Sem ursos: “Onde fica a fronteira?”

Na mira do governo iraniano, cineasta exila-se num vilarejo enquanto dirige via internet o seu filme. Em debate, a ética sobre imagens — sobretudo quando vidas estão em jogo — e limiares: entre o Irã e Turquia; o documentário e a ficção…

.

Por José Geraldo Couto, no Blog do Cinema

Existem filmes que, mais do que borrar as fronteiras entre ficção e documentário, mostram a força do cinema e, ao mesmo tempo, seus limites e responsabilidades. É o caso do iraniano Sem ursos, de Jafar Panahi, em cartaz nos cinemas.

Temos ali, de início, uma situação aparentemente documental: um cineasta vigiado pelo regime iraniano – o próprio Panahi, que chegou a ser preso e está impedido de sair do país – dirige à distância, via internet, um filme rodado numa cidade turca. Panahi está num vilarejo perto da fronteira com a Turquia. É uma espécie de exílio dentro de seu próprio país.

No filme dirigido remotamente, um casal de iranianos está em busca de passaportes falsos para emigrar para a Europa Ocidental. A Turquia é apenas um trampolim. Sem ursos começa, aliás, com uma cena desse filme dentro do filme.
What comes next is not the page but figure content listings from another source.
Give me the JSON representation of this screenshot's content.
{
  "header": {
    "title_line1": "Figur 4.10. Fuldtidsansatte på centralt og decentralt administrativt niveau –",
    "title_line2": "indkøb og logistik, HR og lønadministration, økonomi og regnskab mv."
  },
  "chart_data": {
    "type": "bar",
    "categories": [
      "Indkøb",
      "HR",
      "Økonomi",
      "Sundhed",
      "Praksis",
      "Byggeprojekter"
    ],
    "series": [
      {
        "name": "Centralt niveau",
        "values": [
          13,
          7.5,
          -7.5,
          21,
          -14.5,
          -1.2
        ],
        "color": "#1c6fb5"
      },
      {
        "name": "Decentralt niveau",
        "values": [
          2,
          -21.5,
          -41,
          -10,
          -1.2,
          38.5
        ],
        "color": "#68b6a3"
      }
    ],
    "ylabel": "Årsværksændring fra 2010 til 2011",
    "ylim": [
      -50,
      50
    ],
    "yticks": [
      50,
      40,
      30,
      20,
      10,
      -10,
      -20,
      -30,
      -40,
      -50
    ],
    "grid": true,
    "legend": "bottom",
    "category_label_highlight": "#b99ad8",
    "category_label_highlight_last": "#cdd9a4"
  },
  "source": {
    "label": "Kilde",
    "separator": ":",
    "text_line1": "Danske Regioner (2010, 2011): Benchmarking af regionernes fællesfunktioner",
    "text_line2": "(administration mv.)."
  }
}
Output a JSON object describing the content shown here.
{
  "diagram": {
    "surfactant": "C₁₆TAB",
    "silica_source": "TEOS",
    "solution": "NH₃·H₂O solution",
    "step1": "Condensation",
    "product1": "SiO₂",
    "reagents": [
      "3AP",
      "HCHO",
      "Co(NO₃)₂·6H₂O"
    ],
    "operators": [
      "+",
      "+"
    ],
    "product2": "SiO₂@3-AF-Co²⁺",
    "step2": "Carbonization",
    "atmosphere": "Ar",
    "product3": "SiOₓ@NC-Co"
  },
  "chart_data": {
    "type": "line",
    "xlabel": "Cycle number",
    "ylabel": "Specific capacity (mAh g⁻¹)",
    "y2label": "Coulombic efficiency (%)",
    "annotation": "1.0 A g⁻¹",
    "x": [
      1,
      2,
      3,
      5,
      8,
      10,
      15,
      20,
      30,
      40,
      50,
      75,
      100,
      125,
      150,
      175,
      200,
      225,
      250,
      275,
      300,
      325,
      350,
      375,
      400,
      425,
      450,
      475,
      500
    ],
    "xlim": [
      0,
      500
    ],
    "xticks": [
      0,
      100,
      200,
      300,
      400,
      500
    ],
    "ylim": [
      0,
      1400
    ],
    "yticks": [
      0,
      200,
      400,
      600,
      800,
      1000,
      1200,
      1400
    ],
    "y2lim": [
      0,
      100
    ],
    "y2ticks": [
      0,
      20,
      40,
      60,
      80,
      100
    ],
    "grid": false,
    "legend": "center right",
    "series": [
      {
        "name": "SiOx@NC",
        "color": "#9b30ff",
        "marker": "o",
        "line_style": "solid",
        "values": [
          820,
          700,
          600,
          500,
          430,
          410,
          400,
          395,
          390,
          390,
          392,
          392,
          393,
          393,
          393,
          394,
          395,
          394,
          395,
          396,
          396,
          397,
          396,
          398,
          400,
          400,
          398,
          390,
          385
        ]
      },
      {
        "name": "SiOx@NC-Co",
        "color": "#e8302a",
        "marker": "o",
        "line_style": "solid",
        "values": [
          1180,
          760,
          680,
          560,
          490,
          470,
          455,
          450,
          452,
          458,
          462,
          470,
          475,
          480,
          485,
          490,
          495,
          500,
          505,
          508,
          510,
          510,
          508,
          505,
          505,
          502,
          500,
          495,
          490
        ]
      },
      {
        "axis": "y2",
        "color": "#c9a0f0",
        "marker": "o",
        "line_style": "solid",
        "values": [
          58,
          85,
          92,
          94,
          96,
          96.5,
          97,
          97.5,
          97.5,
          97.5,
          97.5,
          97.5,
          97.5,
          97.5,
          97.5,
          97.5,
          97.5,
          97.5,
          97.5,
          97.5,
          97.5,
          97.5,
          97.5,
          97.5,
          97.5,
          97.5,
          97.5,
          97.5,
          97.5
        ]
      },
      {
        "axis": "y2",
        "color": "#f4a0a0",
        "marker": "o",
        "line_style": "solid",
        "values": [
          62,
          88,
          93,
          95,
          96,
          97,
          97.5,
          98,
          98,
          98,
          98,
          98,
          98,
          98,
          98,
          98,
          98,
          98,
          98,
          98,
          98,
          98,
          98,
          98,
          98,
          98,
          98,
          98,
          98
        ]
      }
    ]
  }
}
Ao terminar uma tomada, o diretor-assistente Reza (Reza Heydari) pergunta via internet a Panahi o que ele achou da cena. É a primeira de muitas travessias de uma dimensão a outra desse filme cuja simplicidade é apenas aparente.

No vilarejo onde se enfiou, o cineasta é uma figura estranha, que desperta certa desconfiança dos moradores. Estará ele planejando cruzar ilegalmente a fronteira? Será que é um fugitivo da justiça?

Imagem perigosa

Com sua câmera fotográfica sempre em punho, Panahi pode ter fotografado inadvertidamente uma cena de grande importância para a vida da população local: o encontro proibido de um rapaz com uma moça prometida a outro. É inevitável pensar na obra-prima Blow-up, o filme de Antonioni, e no conto de Julio Cortázar Las babas del diablo, que o inspirou. Mas aqui, a par do conflito ético do fotógrafo, há o seu atrito de artista cultivado e cosmopolita com um quadro de tradições morais e religiosas opressivas.

O dilema ético do cineasta não fica só nisso: a certa altura ele se defronta com a acusação de manipular o casal de protagonistas de seu filme, que vivem na tela seus próprios papéis e a situação aflitiva em que se encontram.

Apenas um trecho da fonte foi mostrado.